Это, скорее, не столько ориентация на стихи Баратынского о Гёте, сколько все же на пушкинского «Пророка»:
И внял я неба содроганье.
И горний ангелов полет,
И гад морских подводный ход,
И дольней лозы прозябанье.
Этому обостренному вниманию к Пушкину в переломные годы способствовало ощущение гибели культурно-нравственной системы, центром которой был Пушкин.
В 1918 году Бердяев провозгласил:
«В русской революции и в предельном ее выражении большевизме произошло восстание против Петра и Пушкина, истребление их творческого дела»[93].
Смертельная опасность для гуманистического пласта русской культуры воспринималось этим типом интеллигента как покушение на «творческое дело» Пушкина – помимо всего прочего…
Взаимоотношения Ахматовой с Пушкиным – глубокая и обширная тема. И не о том сейчас речь. Нам важно понять, какую роль сыграл Пушкин в «немой борьбе» Ахматовой с наступающим деспотизмом. А роль эта оказалась весьма своеобразной.
Как раз в то время – середине двадцатых годов, – когда Ахматова оказалась фактически отлучена от читателя и почти перестала писать, зародилось ахматовское пушкиноведение.

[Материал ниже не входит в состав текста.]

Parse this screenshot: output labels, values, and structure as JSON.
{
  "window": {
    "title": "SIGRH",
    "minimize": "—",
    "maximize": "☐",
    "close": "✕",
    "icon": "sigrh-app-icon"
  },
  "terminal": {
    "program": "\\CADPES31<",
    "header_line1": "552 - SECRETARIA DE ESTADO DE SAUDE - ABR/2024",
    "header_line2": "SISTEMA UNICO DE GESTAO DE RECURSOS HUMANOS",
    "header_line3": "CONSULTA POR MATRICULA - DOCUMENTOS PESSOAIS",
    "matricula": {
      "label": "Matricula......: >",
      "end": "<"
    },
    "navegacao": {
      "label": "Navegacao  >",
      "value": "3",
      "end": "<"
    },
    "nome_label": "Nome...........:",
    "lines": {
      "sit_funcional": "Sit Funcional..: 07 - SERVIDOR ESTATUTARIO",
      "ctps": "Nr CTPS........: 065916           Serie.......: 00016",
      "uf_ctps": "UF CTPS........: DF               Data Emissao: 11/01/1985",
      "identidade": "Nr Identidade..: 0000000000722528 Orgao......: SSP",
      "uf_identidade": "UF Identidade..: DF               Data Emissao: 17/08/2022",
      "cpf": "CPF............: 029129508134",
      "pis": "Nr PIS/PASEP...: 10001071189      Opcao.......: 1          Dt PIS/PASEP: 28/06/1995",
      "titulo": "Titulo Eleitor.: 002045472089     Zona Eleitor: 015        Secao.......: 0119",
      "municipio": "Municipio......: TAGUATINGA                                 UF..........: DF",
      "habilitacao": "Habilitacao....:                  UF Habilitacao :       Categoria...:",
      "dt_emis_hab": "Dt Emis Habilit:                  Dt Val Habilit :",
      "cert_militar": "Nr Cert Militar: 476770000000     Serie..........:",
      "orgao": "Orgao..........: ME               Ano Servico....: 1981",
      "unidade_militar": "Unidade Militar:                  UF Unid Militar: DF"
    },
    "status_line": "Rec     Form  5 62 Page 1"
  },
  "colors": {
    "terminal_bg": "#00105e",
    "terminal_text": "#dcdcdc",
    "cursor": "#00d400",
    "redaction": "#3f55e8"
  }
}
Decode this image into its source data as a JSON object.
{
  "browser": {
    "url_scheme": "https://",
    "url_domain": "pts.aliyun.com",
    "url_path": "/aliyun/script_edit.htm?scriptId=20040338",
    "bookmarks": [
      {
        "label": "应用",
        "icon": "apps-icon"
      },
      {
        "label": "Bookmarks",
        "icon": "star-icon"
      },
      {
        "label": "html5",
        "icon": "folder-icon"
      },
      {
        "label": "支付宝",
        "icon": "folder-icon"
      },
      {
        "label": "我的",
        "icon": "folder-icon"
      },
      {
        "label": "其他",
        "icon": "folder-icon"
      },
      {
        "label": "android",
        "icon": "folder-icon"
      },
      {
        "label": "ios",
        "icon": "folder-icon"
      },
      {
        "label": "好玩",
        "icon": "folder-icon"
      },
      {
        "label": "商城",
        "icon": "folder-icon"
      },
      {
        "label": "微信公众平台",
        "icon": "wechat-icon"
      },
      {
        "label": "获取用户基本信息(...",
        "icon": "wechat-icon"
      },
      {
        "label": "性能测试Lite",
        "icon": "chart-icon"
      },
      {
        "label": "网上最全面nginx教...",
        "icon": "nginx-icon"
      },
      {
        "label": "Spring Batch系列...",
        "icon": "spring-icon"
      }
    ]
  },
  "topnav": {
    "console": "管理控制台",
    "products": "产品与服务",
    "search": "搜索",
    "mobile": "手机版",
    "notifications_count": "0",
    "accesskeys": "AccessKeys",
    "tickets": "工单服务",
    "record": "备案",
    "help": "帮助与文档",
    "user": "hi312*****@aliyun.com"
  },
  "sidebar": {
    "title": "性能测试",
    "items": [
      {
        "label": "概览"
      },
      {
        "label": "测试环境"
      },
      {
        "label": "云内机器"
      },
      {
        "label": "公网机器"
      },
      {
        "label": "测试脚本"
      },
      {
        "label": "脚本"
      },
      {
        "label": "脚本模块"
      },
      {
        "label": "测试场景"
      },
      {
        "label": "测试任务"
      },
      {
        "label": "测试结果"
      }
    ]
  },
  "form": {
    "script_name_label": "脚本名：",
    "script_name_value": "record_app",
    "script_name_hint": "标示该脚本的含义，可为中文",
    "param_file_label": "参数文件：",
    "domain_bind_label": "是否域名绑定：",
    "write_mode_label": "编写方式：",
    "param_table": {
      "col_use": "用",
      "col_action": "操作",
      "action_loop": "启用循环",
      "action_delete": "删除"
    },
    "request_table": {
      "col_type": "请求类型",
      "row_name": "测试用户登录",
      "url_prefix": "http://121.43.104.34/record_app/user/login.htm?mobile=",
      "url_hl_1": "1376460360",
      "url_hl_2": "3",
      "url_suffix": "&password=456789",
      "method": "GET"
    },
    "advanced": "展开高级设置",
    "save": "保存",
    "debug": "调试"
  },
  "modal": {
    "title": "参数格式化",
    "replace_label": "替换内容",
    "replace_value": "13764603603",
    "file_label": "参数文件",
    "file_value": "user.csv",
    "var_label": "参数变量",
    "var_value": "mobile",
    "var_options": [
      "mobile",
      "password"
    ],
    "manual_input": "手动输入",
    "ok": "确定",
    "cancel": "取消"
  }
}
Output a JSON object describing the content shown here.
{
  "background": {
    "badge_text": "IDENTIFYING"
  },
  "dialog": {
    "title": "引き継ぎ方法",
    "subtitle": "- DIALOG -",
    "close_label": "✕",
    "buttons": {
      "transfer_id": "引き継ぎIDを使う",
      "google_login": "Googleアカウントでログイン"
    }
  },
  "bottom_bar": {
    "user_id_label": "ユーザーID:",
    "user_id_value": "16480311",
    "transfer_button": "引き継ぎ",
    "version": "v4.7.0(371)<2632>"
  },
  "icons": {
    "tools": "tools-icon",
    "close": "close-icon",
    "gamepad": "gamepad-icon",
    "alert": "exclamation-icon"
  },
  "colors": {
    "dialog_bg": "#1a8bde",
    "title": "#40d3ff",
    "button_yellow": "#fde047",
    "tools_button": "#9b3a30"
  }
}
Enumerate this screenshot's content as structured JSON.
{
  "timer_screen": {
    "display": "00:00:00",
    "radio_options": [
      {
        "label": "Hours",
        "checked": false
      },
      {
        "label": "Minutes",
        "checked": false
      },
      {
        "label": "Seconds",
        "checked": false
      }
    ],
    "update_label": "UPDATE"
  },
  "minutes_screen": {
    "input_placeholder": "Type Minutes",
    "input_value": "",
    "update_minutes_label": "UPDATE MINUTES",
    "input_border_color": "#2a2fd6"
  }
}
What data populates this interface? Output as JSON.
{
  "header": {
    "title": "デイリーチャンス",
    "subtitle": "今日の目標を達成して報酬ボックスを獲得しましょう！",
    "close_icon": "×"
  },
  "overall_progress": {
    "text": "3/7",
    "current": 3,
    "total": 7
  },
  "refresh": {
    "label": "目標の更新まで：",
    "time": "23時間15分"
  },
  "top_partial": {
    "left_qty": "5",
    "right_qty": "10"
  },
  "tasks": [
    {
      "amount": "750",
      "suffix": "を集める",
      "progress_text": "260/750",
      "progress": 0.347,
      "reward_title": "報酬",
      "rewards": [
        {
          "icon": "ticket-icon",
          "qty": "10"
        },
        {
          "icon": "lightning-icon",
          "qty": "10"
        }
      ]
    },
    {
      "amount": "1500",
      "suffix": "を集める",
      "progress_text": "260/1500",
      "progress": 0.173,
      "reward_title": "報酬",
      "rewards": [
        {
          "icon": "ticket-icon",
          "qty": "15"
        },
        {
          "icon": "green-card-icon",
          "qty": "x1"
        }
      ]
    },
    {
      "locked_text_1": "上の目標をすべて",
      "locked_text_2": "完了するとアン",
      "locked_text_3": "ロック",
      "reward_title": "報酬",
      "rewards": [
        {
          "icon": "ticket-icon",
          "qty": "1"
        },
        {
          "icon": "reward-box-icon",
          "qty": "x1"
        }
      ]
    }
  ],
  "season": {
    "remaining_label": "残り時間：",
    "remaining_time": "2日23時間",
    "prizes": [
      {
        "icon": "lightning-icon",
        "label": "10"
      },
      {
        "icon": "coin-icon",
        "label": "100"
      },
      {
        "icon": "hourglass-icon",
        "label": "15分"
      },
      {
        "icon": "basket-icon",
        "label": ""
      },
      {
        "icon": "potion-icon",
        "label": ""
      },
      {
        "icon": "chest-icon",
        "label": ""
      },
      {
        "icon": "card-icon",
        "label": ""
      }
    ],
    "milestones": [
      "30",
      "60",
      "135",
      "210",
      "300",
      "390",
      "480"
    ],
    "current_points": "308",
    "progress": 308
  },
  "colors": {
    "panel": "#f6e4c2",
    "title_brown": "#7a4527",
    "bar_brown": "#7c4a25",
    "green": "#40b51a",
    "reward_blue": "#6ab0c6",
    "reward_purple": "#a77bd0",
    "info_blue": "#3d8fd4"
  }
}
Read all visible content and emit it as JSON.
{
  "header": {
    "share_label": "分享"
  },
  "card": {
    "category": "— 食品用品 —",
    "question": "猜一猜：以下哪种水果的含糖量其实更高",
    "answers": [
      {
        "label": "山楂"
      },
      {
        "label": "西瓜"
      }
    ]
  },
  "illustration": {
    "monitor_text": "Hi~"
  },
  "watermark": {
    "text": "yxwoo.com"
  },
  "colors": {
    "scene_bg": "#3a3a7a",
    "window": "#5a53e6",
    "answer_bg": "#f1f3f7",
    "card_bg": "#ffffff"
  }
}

Первое упоминание о пушкиноведческой работе содержится в известной ахматовской записи:
«1924 (год). Начало пушкинизма в Мраморном дворце (Andre Chenier). Григорий Александрович Гуковский. Беседы с ним о Пушкине»[94].
Григорий Александрович Гуковский не был случайным собеседником. Наталья Рыкова, которой посвящено «Все расхищено, предано, продано…», – жена Гуковского. Она была близкой подругой Ахматовой, и это посвящение обозначает и содержание их разговоров. И беседы с Гуковским о Пушкине вряд ли носили академический характер, если с ними оказался связан интерес Ахматовой к Андре Шенье…
В 1825 году, вскоре после посещения Михайловского Пущиным, Пушкин пишет знаменитую элегию «Андрей Шенье». От Пущина он узнал об активной деятельности тайного общества, и весь 1825 год был для него напряженным ожиданием мятежа и возможной гражданской войны.
«Андрей Шенье» – история гибели поэта, не выносящего никакой тирании, в том числе и тирании новой революционной власти. Это – квинтэссенция размышлений Пушкина о своей возможной судьбе в случае революции в России. Опыт Великой французской революции предлагал ему различные варианты, и, трезво учитывая социальное ожесточение в стране, он не только допускал вероятность кровавого поворота событий, но считал его вполне вероятным, несмотря на все свои симпатии к умеренным группам декабристов.
В 1825 году, ожидая потрясений, он сопоставлял свою судьбу с судьбой французского поэта, оставшегося самим собой среди революционной бури и убитого революционными крайностями.
В одной из работ цикла «Пушкин и Франция» блестящий пушкинист Б. В. Томашевский с исключительной точностью определил ситуацию:
«Пушкин знал Андре Шенье только как жертву революции».